Ele citou um estudo realizado pela EA Consultants para a CNseg, com o apoio da Microinsurance Innovation Facility, da OIT, que utilizou uma ferramenta (PACE) para avaliar a percepção de consumidores em relação aos produtos de microsseguro. A principal conclusão é que o Brasil não dispõe de microsseguros, mas de seguros massivos de baixa renda. Por isso, sua percepção é que ainda existem muitas dificuldades a serem superadas. “Chegamos à metade do caminho. Como podemos aprimorar?”.
 
Entre os principais desafios ele destaca a falta de cultura do seguro do consumidor e o alcance dos modelos de distribuição.

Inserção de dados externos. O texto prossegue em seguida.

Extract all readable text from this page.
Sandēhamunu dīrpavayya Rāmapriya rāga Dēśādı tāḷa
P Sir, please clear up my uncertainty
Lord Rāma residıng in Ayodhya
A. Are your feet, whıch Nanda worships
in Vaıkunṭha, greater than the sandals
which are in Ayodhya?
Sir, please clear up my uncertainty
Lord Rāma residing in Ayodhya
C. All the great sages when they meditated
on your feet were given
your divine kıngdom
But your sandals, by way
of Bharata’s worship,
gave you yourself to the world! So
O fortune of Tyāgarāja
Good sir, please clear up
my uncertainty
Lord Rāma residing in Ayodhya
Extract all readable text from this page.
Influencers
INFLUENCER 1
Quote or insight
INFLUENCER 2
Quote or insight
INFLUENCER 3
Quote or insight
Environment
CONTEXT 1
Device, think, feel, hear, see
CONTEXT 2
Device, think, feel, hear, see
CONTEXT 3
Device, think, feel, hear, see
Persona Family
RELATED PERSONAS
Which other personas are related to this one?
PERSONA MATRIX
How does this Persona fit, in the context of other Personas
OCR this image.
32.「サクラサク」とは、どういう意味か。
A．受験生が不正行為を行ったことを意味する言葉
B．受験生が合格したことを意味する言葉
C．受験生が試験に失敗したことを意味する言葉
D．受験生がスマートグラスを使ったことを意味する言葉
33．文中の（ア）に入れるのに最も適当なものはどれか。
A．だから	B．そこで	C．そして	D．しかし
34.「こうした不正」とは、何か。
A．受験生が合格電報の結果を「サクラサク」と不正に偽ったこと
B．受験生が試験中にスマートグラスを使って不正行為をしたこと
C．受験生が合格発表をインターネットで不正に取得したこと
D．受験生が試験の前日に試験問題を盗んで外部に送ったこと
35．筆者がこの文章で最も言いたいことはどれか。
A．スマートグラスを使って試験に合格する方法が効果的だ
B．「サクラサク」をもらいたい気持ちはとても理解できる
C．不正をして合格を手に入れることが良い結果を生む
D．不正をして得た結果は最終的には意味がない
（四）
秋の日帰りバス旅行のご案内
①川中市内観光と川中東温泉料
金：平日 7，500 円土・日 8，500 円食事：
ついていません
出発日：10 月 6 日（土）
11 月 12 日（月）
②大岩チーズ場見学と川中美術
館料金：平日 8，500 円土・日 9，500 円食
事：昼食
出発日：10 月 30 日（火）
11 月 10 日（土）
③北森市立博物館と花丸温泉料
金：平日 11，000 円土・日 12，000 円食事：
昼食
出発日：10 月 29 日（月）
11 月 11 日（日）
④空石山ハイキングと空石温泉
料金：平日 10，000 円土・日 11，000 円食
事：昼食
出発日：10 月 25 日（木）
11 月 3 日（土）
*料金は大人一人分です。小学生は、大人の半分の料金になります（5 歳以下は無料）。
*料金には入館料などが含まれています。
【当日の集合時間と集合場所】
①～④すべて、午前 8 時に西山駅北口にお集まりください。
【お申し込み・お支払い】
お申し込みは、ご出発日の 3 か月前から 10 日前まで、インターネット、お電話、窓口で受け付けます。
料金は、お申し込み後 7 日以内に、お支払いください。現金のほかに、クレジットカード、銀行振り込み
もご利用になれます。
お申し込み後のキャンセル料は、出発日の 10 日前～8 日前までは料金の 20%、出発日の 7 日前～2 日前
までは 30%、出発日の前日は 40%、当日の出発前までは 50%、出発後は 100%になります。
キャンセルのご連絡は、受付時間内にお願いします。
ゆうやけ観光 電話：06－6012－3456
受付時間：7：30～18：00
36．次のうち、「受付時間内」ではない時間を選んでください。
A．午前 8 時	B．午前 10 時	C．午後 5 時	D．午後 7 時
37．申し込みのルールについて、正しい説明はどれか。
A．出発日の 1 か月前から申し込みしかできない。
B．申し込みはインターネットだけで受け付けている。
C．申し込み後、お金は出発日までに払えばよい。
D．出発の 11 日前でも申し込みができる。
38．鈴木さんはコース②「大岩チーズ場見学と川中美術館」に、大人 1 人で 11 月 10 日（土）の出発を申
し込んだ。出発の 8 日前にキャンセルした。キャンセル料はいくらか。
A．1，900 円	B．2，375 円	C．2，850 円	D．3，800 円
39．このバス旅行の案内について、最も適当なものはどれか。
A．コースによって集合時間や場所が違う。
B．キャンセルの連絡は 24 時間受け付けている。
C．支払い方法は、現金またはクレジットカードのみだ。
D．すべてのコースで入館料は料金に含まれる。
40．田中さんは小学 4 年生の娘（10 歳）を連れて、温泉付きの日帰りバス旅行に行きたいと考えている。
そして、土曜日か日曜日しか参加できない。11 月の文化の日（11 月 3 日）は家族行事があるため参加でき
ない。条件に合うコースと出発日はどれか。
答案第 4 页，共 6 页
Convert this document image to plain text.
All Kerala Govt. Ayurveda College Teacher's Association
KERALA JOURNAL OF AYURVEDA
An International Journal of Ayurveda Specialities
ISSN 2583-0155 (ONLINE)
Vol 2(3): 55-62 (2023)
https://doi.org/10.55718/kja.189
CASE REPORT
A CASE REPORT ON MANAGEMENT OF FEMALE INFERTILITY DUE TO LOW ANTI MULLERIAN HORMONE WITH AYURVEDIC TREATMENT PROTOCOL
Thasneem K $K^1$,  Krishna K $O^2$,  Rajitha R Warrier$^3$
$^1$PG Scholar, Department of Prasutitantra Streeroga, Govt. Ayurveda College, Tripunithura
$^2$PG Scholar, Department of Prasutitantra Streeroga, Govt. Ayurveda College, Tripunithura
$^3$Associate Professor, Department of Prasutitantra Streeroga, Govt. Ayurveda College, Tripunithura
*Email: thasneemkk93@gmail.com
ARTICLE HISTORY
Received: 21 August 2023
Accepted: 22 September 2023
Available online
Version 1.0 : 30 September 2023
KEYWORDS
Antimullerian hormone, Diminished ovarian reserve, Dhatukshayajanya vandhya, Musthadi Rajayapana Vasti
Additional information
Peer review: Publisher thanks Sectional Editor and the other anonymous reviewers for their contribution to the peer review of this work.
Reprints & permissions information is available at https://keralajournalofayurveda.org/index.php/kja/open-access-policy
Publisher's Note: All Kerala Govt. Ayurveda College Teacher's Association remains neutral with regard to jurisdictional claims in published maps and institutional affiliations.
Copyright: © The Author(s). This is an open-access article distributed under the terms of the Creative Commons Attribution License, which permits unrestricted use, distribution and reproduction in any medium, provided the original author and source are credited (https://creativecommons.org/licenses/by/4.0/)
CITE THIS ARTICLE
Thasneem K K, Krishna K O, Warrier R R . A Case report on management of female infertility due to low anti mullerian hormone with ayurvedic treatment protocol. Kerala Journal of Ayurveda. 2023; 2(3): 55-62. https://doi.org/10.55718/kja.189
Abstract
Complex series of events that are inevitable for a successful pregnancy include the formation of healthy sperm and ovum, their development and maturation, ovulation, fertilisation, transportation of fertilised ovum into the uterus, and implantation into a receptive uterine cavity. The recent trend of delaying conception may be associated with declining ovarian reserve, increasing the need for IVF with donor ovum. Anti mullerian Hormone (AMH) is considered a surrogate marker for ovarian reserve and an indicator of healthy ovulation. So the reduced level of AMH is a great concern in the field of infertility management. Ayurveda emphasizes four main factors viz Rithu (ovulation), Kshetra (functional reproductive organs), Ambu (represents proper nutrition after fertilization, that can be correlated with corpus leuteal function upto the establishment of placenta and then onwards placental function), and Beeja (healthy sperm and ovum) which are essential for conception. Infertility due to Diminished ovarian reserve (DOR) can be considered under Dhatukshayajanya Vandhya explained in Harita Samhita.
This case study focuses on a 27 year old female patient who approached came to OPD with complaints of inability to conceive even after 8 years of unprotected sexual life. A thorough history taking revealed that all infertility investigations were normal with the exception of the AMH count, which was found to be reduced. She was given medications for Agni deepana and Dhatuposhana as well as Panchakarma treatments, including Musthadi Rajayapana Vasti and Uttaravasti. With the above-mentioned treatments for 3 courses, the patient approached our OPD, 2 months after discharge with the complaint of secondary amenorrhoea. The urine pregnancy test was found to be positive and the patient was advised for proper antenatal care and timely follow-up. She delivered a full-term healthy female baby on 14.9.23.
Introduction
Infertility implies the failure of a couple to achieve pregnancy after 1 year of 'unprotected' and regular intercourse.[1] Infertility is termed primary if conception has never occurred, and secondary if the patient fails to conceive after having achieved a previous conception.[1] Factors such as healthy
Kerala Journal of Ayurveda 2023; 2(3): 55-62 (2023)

Para Bento Zanzini, as regulamentações tiveram um viés protecionista em relação ao consumidor de baixa renda, por considerá-lo hipossuficiente, além de se ocuparam em diferenciar os seguros tradicionais dos microsseguros. Mas não serão apenas as regras, a seu ver, que farão o microsseguro deslanchar. “O desenvolvimento do mercado dependerá mais da educação e da continuidade do crescimento do país do que dos processos normativos e fiscalizatórios”, conclui.
 
Educação financeira
 
Em 2014, os prêmios de microsseguros em países da Ásia, África e América Latina superaram 100 milhões de euros. Para a advogada Ana Rita Petraroli, coordenadora da cátedra de Microsseguros da ANSP, esse resultado, que foi comemorado na 10ª Conferência Internacional de Microsseguros, realizada em novembro do último ano, na Cidade do México, pode transmitir a impressão de que o segmento é lucrativo. “Mas não é”, diz. Segundo ela, comparado aos resultados globais do mercado de seguros, esse faturamento representa quase nada, ainda que tenha crescido 32% no ano passado. Porém, a advogada ressalta que em outros mercados o microsseguro já deixou de ser visto como uma promessa de lucratividade. “Lá fora, as empresas vêem o microsseguro como um dever social”, diz.
 
Com base no resultado de uma pesquisa vivencial realizada em comunidades do Rio de Janeiro e de São Paulo, que apontou o baixo valor da indenização como principal motivo de rejeição ao microsseguro, ela analisa que o mercado deveria ter estudado melhor seu público-alvo. “Pensamos que o consumidor de baixa renda acharia o máximo ter algo que ainda não tinha. Mas, ele se sentiu ofendido”, diz. Segundo Ana Rita, diferentemente do Brasil, em outros países o microsseguro nasceu atrelado ao microcrédito. “Esquecemos de algo que o mercado financeiro pratica há mais tempo: a educação financeira”, diz.
 
A questão, segundo a advogada, é que o perfil do consumidor de microsseguros de outros países não é o mesmo do Brasil, a começar pelo nível renda. Um estudo realizado em 2007 estimou um público-alvo de 2,7 bilhões de pessoas potenciais consumidoras de microsseguros em todo o mundo, com renda diária entre US$ 1,25 e US$ 4, o que resultaria em prêmios da ordem de US$ 40 bilhões. “Ouso dizer que no Brasil nenhum consumidor se enquadra nessa faixa de renda. Por isso, não acredito mais nesses números”, diz.
 
Um dos grandes benefícios trazidos pela regulamentação do microsseguro, na visão de Ana Rita, foi a possibilidade de venda por meios remotos. “A tecnologia tem o potencial de ajudar a atender vários desafios importantes na oferta de microsseguro, ou seja, melhorar a acessibilidade, alcançar clientes, especialmente em áreas remotas, cobrar prêmios pequenos e pagar sinistros válidos”, diz. Mas adverte que a tecnologia também traz riscos. Por isso, os investimentos devem vir acompanhados da padronização de dados, conectividade compatível com o público consumidor, capital humano etc. “É importante saber quais são os problemas que precisam ser resolvidos, e então analisar se a tecnologia é uma boa escolha”, orienta.